解析RISC-V A拓展--Eventual Success of Store-Conditional Instructions

John · 2024 年11 月 28 日 14:59

前言

最近在读RISCV SPEC A拓展时，发现有一个章节是讲Eventual Success of Store-Conditional Instructions，里面规定了一种constrained LR/SC loop，这种loop具有以下的限制，如下图所示。有同事把他理解为：“在违反这些限制的时候，应该清除reservation而使SC失败”，实则不然。为了方便大家能正确理解，对constrained LR/SC loop在这里进行解释。

• The loop comprises only an LR/SC sequence and code to retry the sequence in the case of failure, and must comprise at most 16 instructions placed sequentially in memory.
• An LR/SC sequence begins with an LR instruction and ends with an SC instruction. The dynamic code executed between the LR and SC instructions can only contain instructions from the base ‘‘I’’ instruction set, excluding loads, stores, backward jumps, taken backward branches, JALR, FENCE, and SYSTEM instructions. If the ‘‘C’’ extension is supported, then compressed forms of the aforementioned ‘‘I’’ instructions are also permitted.
• The code to retry a failing LR/SC sequence can contain backwards jumps and/or branches to repeat the LR/SC sequence, but otherwise has the same constraint as the code between the LR and SC.
• The LR and SC addresses must lie within a memory region with the LR/SC eventuality property. The execution environment is responsible for communicating which regions have this property.
• The SC must be to the same effective address and of the same data size as the latest LR executed by the same hart.

背景

LR/SC 指令在 ARM 架构中被广泛应用，与之功能相当的是 x86 的 compare-and-swap (CAS) 指令。RISCV在制定的时候，在面对怎么实现lock-free的数据结构的问题时，充分讨论了是选择LR还是选择CAS，但最终还是选择了LR/SC（原因在附录中说明）。

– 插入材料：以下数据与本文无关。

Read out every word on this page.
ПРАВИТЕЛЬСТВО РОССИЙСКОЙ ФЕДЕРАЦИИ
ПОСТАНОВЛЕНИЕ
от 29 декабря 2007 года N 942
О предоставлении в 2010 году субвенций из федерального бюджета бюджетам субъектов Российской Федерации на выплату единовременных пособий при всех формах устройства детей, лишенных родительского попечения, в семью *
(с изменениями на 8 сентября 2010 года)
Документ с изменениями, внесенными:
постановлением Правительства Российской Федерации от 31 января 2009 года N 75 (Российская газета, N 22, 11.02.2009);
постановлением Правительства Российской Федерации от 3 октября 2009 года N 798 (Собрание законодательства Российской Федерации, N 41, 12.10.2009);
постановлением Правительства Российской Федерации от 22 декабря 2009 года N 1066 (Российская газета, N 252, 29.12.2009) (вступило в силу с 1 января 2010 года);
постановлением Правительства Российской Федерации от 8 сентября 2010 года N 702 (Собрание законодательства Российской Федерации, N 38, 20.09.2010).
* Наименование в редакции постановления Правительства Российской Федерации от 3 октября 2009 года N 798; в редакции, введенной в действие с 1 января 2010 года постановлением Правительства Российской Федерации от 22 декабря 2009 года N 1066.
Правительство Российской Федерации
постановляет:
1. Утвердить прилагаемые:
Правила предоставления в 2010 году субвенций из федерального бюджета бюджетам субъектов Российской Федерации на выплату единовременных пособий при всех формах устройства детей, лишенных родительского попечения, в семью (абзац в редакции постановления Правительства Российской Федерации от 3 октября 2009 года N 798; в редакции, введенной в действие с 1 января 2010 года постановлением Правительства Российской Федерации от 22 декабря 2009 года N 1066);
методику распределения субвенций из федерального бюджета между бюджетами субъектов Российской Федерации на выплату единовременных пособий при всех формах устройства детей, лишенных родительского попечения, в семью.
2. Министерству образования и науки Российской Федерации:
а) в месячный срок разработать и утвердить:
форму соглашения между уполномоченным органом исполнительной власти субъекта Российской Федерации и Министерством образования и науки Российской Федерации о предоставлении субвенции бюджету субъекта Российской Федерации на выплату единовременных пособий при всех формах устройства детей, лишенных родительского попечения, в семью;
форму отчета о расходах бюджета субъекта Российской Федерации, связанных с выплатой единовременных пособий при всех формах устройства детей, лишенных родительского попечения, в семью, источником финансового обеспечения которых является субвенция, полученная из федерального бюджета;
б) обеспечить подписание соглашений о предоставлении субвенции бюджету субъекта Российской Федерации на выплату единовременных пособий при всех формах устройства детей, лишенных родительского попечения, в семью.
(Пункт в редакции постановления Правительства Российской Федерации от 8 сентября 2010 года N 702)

LR/SC往往是一个循环，LR先建立一个reservation，SC仅能在reservation有效时成功。而在SC失败时，后续程序往往会检测SC的回写值是否为非0，如果非0，跳回去将LR/SC序列重做一遍，这样的序列，我们称为LR/SC loop。

但是LR/SC指令有着一大缺陷，就是容易造成系统的活锁（livelock），其实这就违反了lock-free的原则，即可能没有任何一个hart能跳出这一循环。
举个例子，两个核都在执行LR/SC序列，但是如果两个核中的LR/SC序列中都包含store，可能会引起两个核都一直都陷在LR/SC循环中无法跳出。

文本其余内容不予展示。